NEW YORK — Let's face it: Teenagers spend hours texting, socializing on Facebook and playing video games. And it's driving their parents nuts. • Sure, there are real dangers associated with all this screen time — everything from cyberbullying to couch-potato obesity. Not to mention driving while texting, shortened attention spans and Internet porn.
But many of today's parents spent hours as kids sitting in front of screens, too — only they were television screens.
Which raises an interesting question: Is Facebook really worse for teenagers' brains than the mindless reruns of Gilligan's Island and The Brady Bunch that their parents consumed growing up?
Douglas Gentile, a child psychologist and associate professor at Iowa State University in Ames, who studies the effects of media on children, says texting, Facebook and video games are not inherently bad. Nor are they inherently better or worse than watching TV, although they do pose different risks, such as cyberbullying.
But research has shown that the more time kids spend in front of screens — whether it's TV or instant-messaging — the worse their school performance is. "That doesn't mean it's true for every kid, but it makes sense, that for every hour a kid is playing video games, it's an hour that they're not doing homework or reading or exploring or creating," he said.
Gentile calls this the "displacement hypothesis. If screen time is displacing doing their homework, that's bad. But if their homework is done, well, so what?"
Watching TV as a family, as mindless as that can be, is now regarded with nostalgia by parents. If your kid is sitting in the living room watching American Idol, you can plop on the sofa with them, and "it's a shared experience," Gentile said. But if they're texting or video-chatting with a school friend, "it's a private experience. It's like they're whispering secrets. And we find it rude."
The explosion in teen screen time is well-documented. A recent Associated Press-mtvU poll found that one-third of college students use computers, cell phones or gaming consoles for six or more hours daily. A Kaiser Family Foundation study published last January found that total media use among 8- to 18-year-olds, including TV, music, computers, video games, print and movies, has increased from six hours, 21 minutes daily in 2004 to seven hours, 38 minutes in 2009.
The Kaiser study also found that the more time kids spend with media, the lower their grades and levels of personal contentment are.
Gentile said screen time impact on school work can be mitigated by what he calls "protective factors." Those might include good teachers and a high-performing school, love of reading, coming from a family where education is valued, and exposure to experiences that are culturally and intellectually enriching. "If you had all these protective factors," said Gentile, "then that one little risk factor (screen time), who cares?"

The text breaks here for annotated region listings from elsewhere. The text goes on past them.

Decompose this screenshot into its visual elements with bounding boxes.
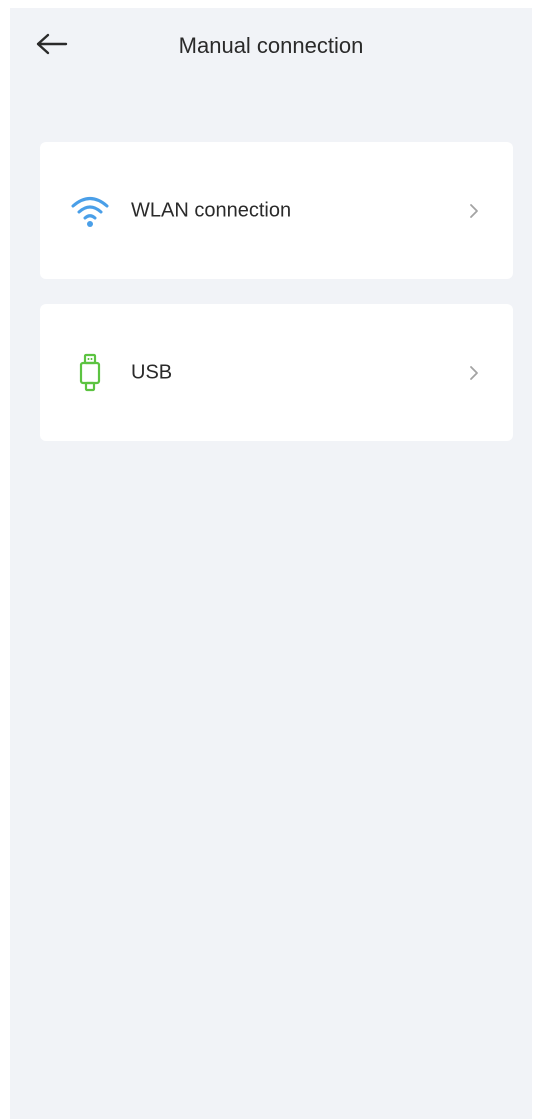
wifi-icon bbox=[70, 194, 110, 228]
wlan-connection-item[interactable]: WLAN connection bbox=[40, 142, 513, 279]
chevron-right-icon bbox=[469, 365, 479, 381]
screen: Manual connection WLAN connection USB bbox=[10, 8, 532, 1119]
page-title: Manual connection bbox=[178, 33, 364, 58]
usb-label: USB bbox=[131, 361, 173, 383]
wlan-connection-label: WLAN connection bbox=[131, 199, 292, 221]
header: Manual connection bbox=[10, 8, 532, 86]
chevron-right-icon bbox=[469, 203, 479, 219]
usb-icon bbox=[70, 353, 110, 393]
usb-connection-item[interactable]: USB bbox=[40, 304, 513, 441]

He added that the amount of time kids spend watching TV has not declined precipitously with the popularity of computers and gaming, but "they don't pay nearly the attention (to TV) that they used to."
One thing parents should worry about, Gentile said, is the way electronic devices encourage multitasking.

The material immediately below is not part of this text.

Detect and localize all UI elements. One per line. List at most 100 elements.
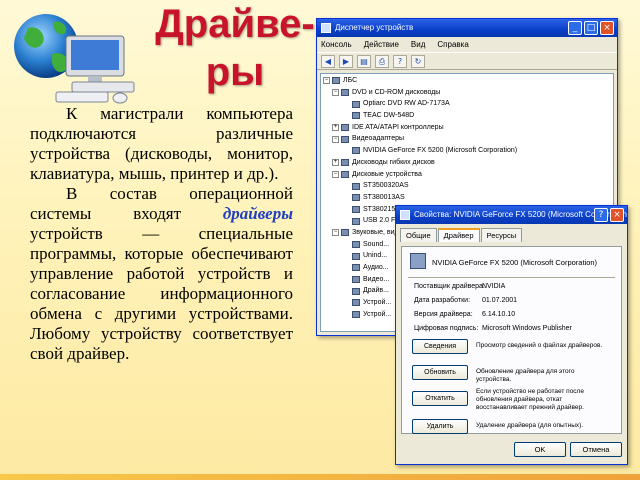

"Multitasking is not really good for anyone," he said. "Your reflexes speed up, you're quicker to look over your shoulder and notice little noises or lights. This is not what they need when they get to the classroom and you're supposed to ignore the kid next to you. . . . The more distractions you have, the worse your performance is."
As long as they do their homework without texting between math problems, it's probably no worse than the hours you spent watching Star Trek.